Firms that provide surveillance software and services have come under growing scrutiny this year, spurred by the uproar over NSO. Last month, the Biden administration blacklisted NSO from buying U.S. technology.
This week, a group of Congressional Democrats called on the Treasury and State Departments to sanction NSO and three other surveillance companies under the Global Magnitsky Act, which allows the government to freeze assets and ban U.S. travel for people accused of enabling human rights abuses. (That list includes none of the companies recently banned from Facebook, Instagram and WhatsApp, however.)

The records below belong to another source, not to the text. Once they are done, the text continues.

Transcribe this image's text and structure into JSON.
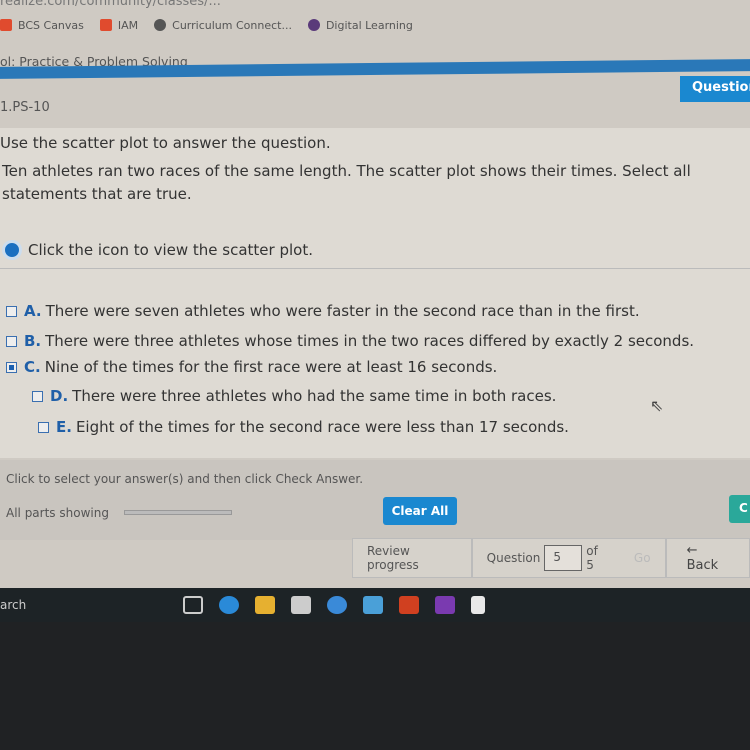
{
  "browser": {
    "url": "realize.com/community/classes/...",
    "bookmarks": [
      {
        "label": "BCS Canvas",
        "icon": "canvas-icon",
        "color": "#e04b2e"
      },
      {
        "label": "IAM",
        "icon": "iam-icon",
        "color": "#e04b2e"
      },
      {
        "label": "Curriculum Connect...",
        "icon": "globe-icon",
        "color": "#555"
      },
      {
        "label": "Digital Learning",
        "icon": "digital-learning-icon",
        "color": "#5a3a7a"
      }
    ]
  },
  "header": {
    "breadcrumb": "ol: Practice & Problem Solving",
    "question_button": "Question",
    "question_id": "1.PS-10"
  },
  "question": {
    "instruction": "Use the scatter plot to answer the question.",
    "prompt": "Ten athletes ran two races of the same length. The scatter plot shows their times. Select all statements that are true.",
    "plot_link": "Click the icon to view the scatter plot.",
    "options": [
      {
        "letter": "A.",
        "text": "There were seven athletes who were faster in the second race than in the first.",
        "checked": false
      },
      {
        "letter": "B.",
        "text": "There were three athletes whose times in the two races differed by exactly 2 seconds.",
        "checked": false
      },
      {
        "letter": "C.",
        "text": "Nine of the times for the first race were at least 16 seconds.",
        "checked": true
      },
      {
        "letter": "D.",
        "text": "There were three athletes who had the same time in both races.",
        "checked": false
      },
      {
        "letter": "E.",
        "text": "Eight of the times for the second race were less than 17 seconds.",
        "checked": false
      }
    ]
  },
  "footer": {
    "hint": "Click to select your answer(s) and then click Check Answer.",
    "parts": "All parts showing",
    "clear_all": "Clear All",
    "check": "C"
  },
  "nav": {
    "review": "Review progress",
    "question_label": "Question",
    "question_value": "5",
    "of": "of 5",
    "go": "Go",
    "back": "← Back"
  },
  "taskbar": {
    "search": "arch"
  }
}
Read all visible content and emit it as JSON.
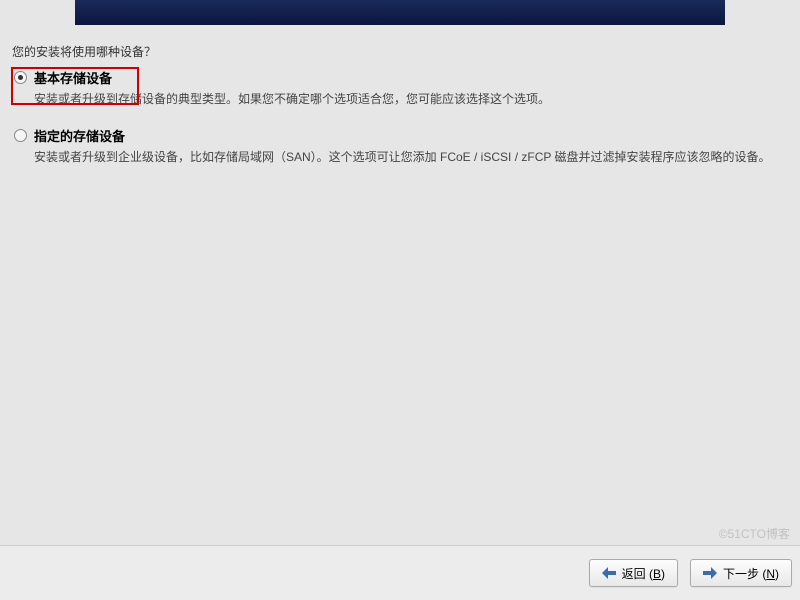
{
  "prompt": "您的安装将使用哪种设备？",
  "options": [
    {
      "title": "基本存储设备",
      "desc": "安装或者升级到存储设备的典型类型。如果您不确定哪个选项适合您，您可能应该选择这个选项。",
      "selected": true
    },
    {
      "title": "指定的存储设备",
      "desc": "安装或者升级到企业级设备，比如存储局域网（SAN）。这个选项可让您添加 FCoE / iSCSI / zFCP 磁盘并过滤掉安装程序应该忽略的设备。",
      "selected": false
    }
  ],
  "footer": {
    "back_label": "返回",
    "back_key": "B",
    "next_label": "下一步",
    "next_key": "N"
  },
  "watermark": "©51CTO博客"
}
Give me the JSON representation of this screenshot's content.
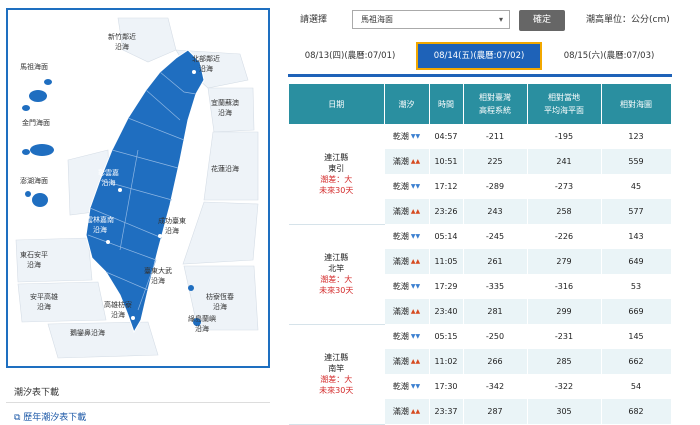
{
  "map": {
    "zones": [
      {
        "name": "新竹鄰近",
        "sub": "沿海"
      },
      {
        "name": "馬祖海面",
        "sub": ""
      },
      {
        "name": "北部鄰近",
        "sub": "沿海"
      },
      {
        "name": "宜蘭蘇澳",
        "sub": "沿海"
      },
      {
        "name": "金門海面",
        "sub": ""
      },
      {
        "name": "彰雲嘉",
        "sub": "沿海"
      },
      {
        "name": "花蓮沿海",
        "sub": ""
      },
      {
        "name": "澎湖海面",
        "sub": ""
      },
      {
        "name": "雲林嘉南",
        "sub": "沿海"
      },
      {
        "name": "成功臺東",
        "sub": "沿海"
      },
      {
        "name": "東石安平",
        "sub": "沿海"
      },
      {
        "name": "安平高雄",
        "sub": "沿海"
      },
      {
        "name": "臺東大武",
        "sub": "沿海"
      },
      {
        "name": "高雄枋寮",
        "sub": "沿海"
      },
      {
        "name": "枋寮恆春",
        "sub": "沿海"
      },
      {
        "name": "綠島蘭嶼",
        "sub": "沿海"
      },
      {
        "name": "鵝鑾鼻沿海",
        "sub": ""
      }
    ]
  },
  "download": {
    "title": "潮汐表下載",
    "link": "歷年潮汐表下載"
  },
  "controls": {
    "select_label": "請選擇",
    "station": "馬祖海面",
    "confirm": "確定",
    "unit": "潮高單位：公分(cm)"
  },
  "tabs": [
    {
      "label": "08/13(四)(農曆:07/01)",
      "active": false
    },
    {
      "label": "08/14(五)(農曆:07/02)",
      "active": true
    },
    {
      "label": "08/15(六)(農曆:07/03)",
      "active": false
    }
  ],
  "table": {
    "headers": [
      "日期",
      "潮汐",
      "時間",
      "相對臺灣\n高程系統",
      "相對當地\n平均海平面",
      "相對海圖"
    ],
    "groups": [
      {
        "county": "連江縣",
        "place": "東引",
        "range": "潮差：大",
        "days": "未來30天",
        "rows": [
          {
            "tide": "乾潮",
            "kind": "low",
            "time": "04:57",
            "twvd": "-211",
            "msl": "-195",
            "chart": "123"
          },
          {
            "tide": "滿潮",
            "kind": "high",
            "time": "10:51",
            "twvd": "225",
            "msl": "241",
            "chart": "559"
          },
          {
            "tide": "乾潮",
            "kind": "low",
            "time": "17:12",
            "twvd": "-289",
            "msl": "-273",
            "chart": "45"
          },
          {
            "tide": "滿潮",
            "kind": "high",
            "time": "23:26",
            "twvd": "243",
            "msl": "258",
            "chart": "577"
          }
        ]
      },
      {
        "county": "連江縣",
        "place": "北竿",
        "range": "潮差：大",
        "days": "未來30天",
        "rows": [
          {
            "tide": "乾潮",
            "kind": "low",
            "time": "05:14",
            "twvd": "-245",
            "msl": "-226",
            "chart": "143"
          },
          {
            "tide": "滿潮",
            "kind": "high",
            "time": "11:05",
            "twvd": "261",
            "msl": "279",
            "chart": "649"
          },
          {
            "tide": "乾潮",
            "kind": "low",
            "time": "17:29",
            "twvd": "-335",
            "msl": "-316",
            "chart": "53"
          },
          {
            "tide": "滿潮",
            "kind": "high",
            "time": "23:40",
            "twvd": "281",
            "msl": "299",
            "chart": "669"
          }
        ]
      },
      {
        "county": "連江縣",
        "place": "南竿",
        "range": "潮差：大",
        "days": "未來30天",
        "rows": [
          {
            "tide": "乾潮",
            "kind": "low",
            "time": "05:15",
            "twvd": "-250",
            "msl": "-231",
            "chart": "145"
          },
          {
            "tide": "滿潮",
            "kind": "high",
            "time": "11:02",
            "twvd": "266",
            "msl": "285",
            "chart": "662"
          },
          {
            "tide": "乾潮",
            "kind": "low",
            "time": "17:30",
            "twvd": "-342",
            "msl": "-322",
            "chart": "54"
          },
          {
            "tide": "滿潮",
            "kind": "high",
            "time": "23:37",
            "twvd": "287",
            "msl": "305",
            "chart": "682"
          }
        ]
      }
    ]
  },
  "colors": {
    "accent": "#1e62b8",
    "header": "#2a8fa0",
    "tab_border": "#f2a800",
    "warn": "#d42b2b"
  }
}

“Surveillance mercenaries are now handing full-service spying systems to tyrants,” Wyden told NPR. “We ought to cut off these kinds of outfits like NSO from all U.S. financing, and [sanctions] ought to apply to additional spying-for-hire companies.”
NSO has said it sells its software to governments to combat terrorism and serious crime, and isn’t responsible for how it may be misused.
Security experts say the increased attention on NSO has helped put a spotlight on shadowy purveyors of spyware, but that the problem goes well beyond a few bad actors.
“The surveillance-for-hire industry is broader than a lot of people have realized,” Gleicher said. He said that’s why Meta is going public about the actions it’s taken, and why it’s calling for a collective response from the tech sector, governments and civil society groups.
That includes working with other tech companies to share information, as well as calling for increased regulation, such as “know your customer” requirements for firms selling spyware, and government action such as sanctions.
“Almost every autocrat and dictator around the world is being pitched this kind of technology for surveillance,” Citizen Lab’s Scott-Railton said. “It’s really important that we get to a place where there are big global norms and regulations around this kind of technology. Otherwise, it’s just gas on the authoritarian fire.”
Editor’s note: Meta pays NPR to license NPR content.